Density functional theory study on vinyl thiophene group conjugated spirooxazines

We carried out a theoretical study on the geometries, electronic structures, and frontier molecular orbitals of vinyl thiophene group conjugated spirooxazines (SO-SO3) using density functional theory (DFT) at the B3LYP/6-31G* level. The calculated results show that the equalization of bond lengths at the left and right parts of the open-forms occurred during the ring-opening process. A large conjugated system was formed and this significantly narrowed the energy gap. The conjugated system became larger and its electrons flowed easily because of the introduction of different lengths of vinyl thiophene conjugation moieties into the spirooxazine molecule. The electrons and energy efficiently transferred from the vinyl thiophene to naphthoxazine. The orbital contribution rate of the vinyl thiophene group in the highest occupied molecular orbital (HOMO) and the lowest unoccupied molecular orbital (LUMO) increased obviously.
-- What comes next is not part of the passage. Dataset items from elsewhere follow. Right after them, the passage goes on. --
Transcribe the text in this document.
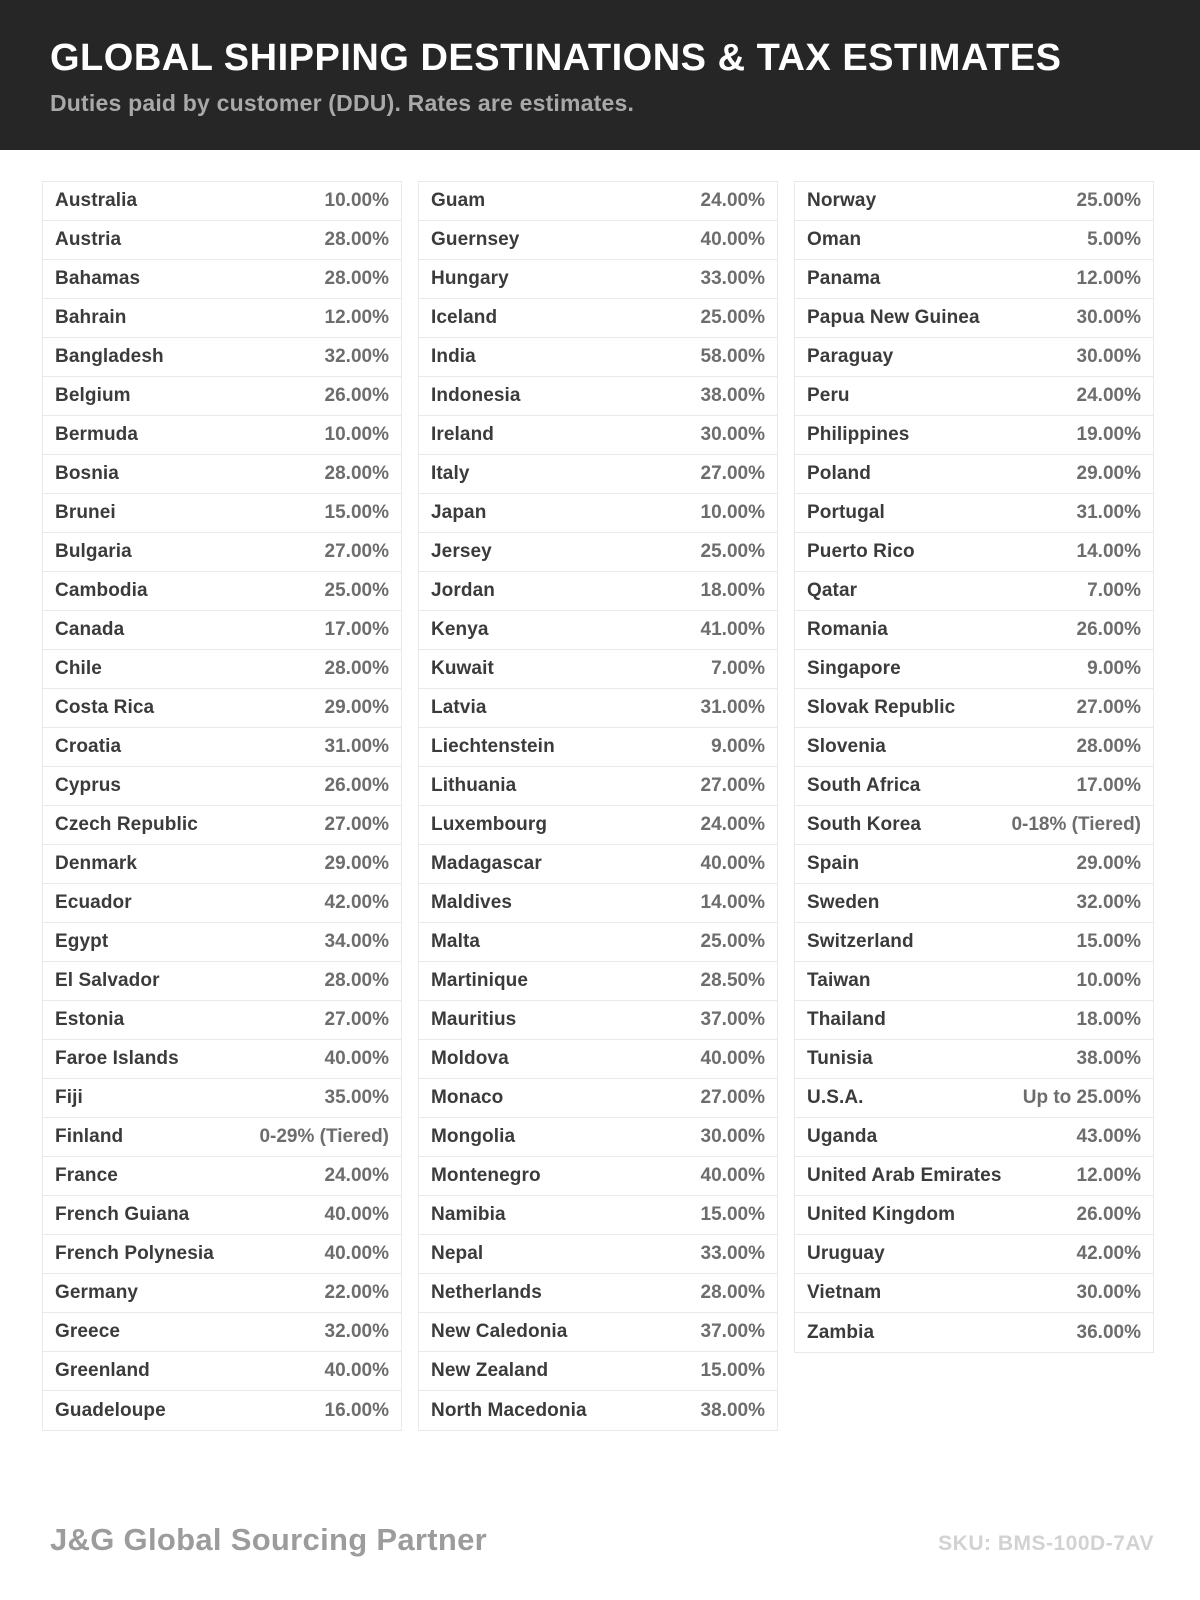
GLOBAL SHIPPING DESTINATIONS & TAX ESTIMATES
Duties paid by customer (DDU). Rates are estimates.
Australia	10.00%
Austria	28.00%
Bahamas	28.00%
Bahrain	12.00%
Bangladesh	32.00%
Belgium	26.00%
Bermuda	10.00%
Bosnia	28.00%
Brunei	15.00%
Bulgaria	27.00%
Cambodia	25.00%
Canada	17.00%
Chile	28.00%
Costa Rica	29.00%
Croatia	31.00%
Cyprus	26.00%
Czech Republic	27.00%
Denmark	29.00%
Ecuador	42.00%
Egypt	34.00%
El Salvador	28.00%
Estonia	27.00%
Faroe Islands	40.00%
Fiji	35.00%
Finland	0-29% (Tiered)
France	24.00%
French Guiana	40.00%
French Polynesia	40.00%
Germany	22.00%
Greece	32.00%
Greenland	40.00%
Guadeloupe	16.00%
Guam	24.00%
Guernsey	40.00%
Hungary	33.00%
Iceland	25.00%
India	58.00%
Indonesia	38.00%
Ireland	30.00%
Italy	27.00%
Japan	10.00%
Jersey	25.00%
Jordan	18.00%
Kenya	41.00%
Kuwait	7.00%
Latvia	31.00%
Liechtenstein	9.00%
Lithuania	27.00%
Luxembourg	24.00%
Madagascar	40.00%
Maldives	14.00%
Malta	25.00%
Martinique	28.50%
Mauritius	37.00%
Moldova	40.00%
Monaco	27.00%
Mongolia	30.00%
Montenegro	40.00%
Namibia	15.00%
Nepal	33.00%
Netherlands	28.00%
New Caledonia	37.00%
New Zealand	15.00%
North Macedonia	38.00%
Norway	25.00%
Oman	5.00%
Panama	12.00%
Papua New Guinea	30.00%
Paraguay	30.00%
Peru	24.00%
Philippines	19.00%
Poland	29.00%
Portugal	31.00%
Puerto Rico	14.00%
Qatar	7.00%
Romania	26.00%
Singapore	9.00%
Slovak Republic	27.00%
Slovenia	28.00%
South Africa	17.00%
South Korea	0-18% (Tiered)
Spain	29.00%
Sweden	32.00%
Switzerland	15.00%
Taiwan	10.00%
Thailand	18.00%
Tunisia	38.00%
U.S.A.	Up to 25.00%
Uganda	43.00%
United Arab Emirates	12.00%
United Kingdom	26.00%
Uruguay	42.00%
Vietnam	30.00%
Zambia	36.00%
J&G Global Sourcing Partner	SKU: BMS-100D-7AV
Time-dependent DFT (TD-DFT) calculations showed that as the conjugated vinyl thiophene unit reached 2-3 the first singlet excited state of SO2 and SO3 resulted from the electron transition from the HOMO to the LUMO, which were also assigned to the π-π^* transition. Meanwhile, λ_max was between 466 and 540 nm with an obvious red-shift while the λ_max of O-SO2 and O-SO3 reached 605 and 647 nm, respectively.